Alright, I'll close this issue now and report back if I got this to reliably work for benefit of others.
Thanks for the prompt responses. :+1:
I wrapped up my migration in a Rake task that expect to be given old Redis URL, new Redis URL, and a switch for dry run / actual run. My setup involves sidekiq-unique-jobs so I had to be careful with that.

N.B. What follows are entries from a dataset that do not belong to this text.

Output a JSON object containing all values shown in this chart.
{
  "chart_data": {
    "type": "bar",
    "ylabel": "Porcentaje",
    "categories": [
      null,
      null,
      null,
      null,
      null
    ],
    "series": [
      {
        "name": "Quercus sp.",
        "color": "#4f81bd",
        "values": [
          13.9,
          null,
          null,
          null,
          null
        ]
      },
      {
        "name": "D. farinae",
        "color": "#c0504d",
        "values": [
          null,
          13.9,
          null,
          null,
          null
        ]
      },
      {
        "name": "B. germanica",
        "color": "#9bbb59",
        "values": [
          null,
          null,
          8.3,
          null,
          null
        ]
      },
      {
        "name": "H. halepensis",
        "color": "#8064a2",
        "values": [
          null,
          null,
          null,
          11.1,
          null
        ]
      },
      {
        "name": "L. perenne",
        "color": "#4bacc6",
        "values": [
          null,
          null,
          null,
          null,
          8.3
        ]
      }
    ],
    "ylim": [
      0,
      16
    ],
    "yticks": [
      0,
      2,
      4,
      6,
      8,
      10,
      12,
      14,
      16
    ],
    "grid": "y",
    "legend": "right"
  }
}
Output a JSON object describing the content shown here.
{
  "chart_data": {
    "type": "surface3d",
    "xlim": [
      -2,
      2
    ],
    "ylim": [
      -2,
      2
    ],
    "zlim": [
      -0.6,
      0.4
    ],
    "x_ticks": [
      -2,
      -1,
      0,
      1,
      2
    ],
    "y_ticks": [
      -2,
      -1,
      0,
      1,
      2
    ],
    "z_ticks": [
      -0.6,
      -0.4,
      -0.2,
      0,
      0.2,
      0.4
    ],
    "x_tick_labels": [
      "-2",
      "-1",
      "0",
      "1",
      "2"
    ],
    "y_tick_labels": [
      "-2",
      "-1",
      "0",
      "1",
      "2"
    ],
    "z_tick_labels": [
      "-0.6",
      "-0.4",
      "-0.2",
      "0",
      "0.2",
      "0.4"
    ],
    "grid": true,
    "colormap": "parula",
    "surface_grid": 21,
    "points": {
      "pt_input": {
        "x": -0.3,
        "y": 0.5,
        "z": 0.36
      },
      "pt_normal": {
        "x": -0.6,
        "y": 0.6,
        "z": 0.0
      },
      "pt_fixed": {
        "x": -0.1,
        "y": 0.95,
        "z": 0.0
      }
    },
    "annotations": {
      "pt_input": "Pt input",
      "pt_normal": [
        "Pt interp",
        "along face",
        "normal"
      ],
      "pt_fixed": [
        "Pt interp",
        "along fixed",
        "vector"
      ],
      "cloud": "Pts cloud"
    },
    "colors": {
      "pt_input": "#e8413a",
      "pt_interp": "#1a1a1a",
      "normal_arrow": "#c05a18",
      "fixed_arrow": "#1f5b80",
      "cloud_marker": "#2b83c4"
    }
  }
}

Also, deleting all Sidekiq data off the older instance wasn't required.
namespace :sidekiq do
desc 'Migrate Sidekiq jobs to another Redis instance'
task migrate: :environment do
start_time = Time.now.to_f
actual_run = (ENV['ACTUAL_RUN'].to_s.downcase == 'true')
old_redis = Redis.new(url: ENV.fetch('SIDEKIQ_OLD_REDIS_URL'))
Sidekiq.configure_client { |c| c.redis = { url: ENV.fetch('SIDEKIQ_NEW_REDIS_URL') } }
move_job = proc do |job_json, counter, options|
job_hash = JSON.parse(job_json)
options = job_hash.slice('args', 'class', 'queue')
options['at'] = options[:run_at] if options[:run_at]
Sidekiq::Client.push(options) if actual_run
counter[options['class']] += 1
end
%w[retry schedule].each do |set_type|
moved_jobs_counter = Hash.new(0)
set_jobs = old_redis.zrange(set_type, 0, -1, with_scores: true)
set_jobs.each do |job_json, run_at|
move_job.call(job_json, moved_jobs_counter, run_at: run_at)
old_redis.zrem(set_type, job_json) if actual_run
end
Rails.logger.info "JobSet [#{set_type}] moved:"
moved_jobs_counter.each { |k, c| Rails.logger.info " #{k} => #{c}" }
Rails.logger.info "JobSet [#{set_type}] remaining jobs: #{old_redis.zrange(set_type, 0, -1).size}"
end
old_redis.smembers('queues').each do |q|
moved_jobs_counter = Hash.new(0)
rqn = "queue:#{q}"
old_redis.llen(rqn).times do
job_json = old_redis.rpop(rqn)
move_job.call(job_json, moved_jobs_counter)
old_redis.lpush(rqn, job_json) unless actual_run
end
Rails.logger.info "Queue [#{q}] moved:"
moved_jobs_counter.each { |k, c| Rails.logger.info " #{k} => #{c}" }
Rails.logger.info "Queue [#{q}] remaining_jobs: #{old_redis.llen(rqn)}"
end
time_taken_ms = (1000 * (Time.now.to_f - start_time)).ceil
Rails.logger.info "Completed migration in #{time_taken_ms} milliseconds."
end
end
Something like this might work:
require 'sidekiq/api'
"redis-cli -h srchost MIGRATE desthost port \"\" 0 10000 COPY KEYS schedule retry dead #{Sidekiq::Queue.all.map(&:name).join(" ")}"
This will copy those keys and their contents from srchost to the desthost. See https://redis.io/commands/migrate for notes.
Thanks, @mperham. That will work as expected when:
Googling it, I see that there might be a workaround for the first. But we _needed_ the second. For a migration of a simpler setup than ours, I think that command would work perfectly.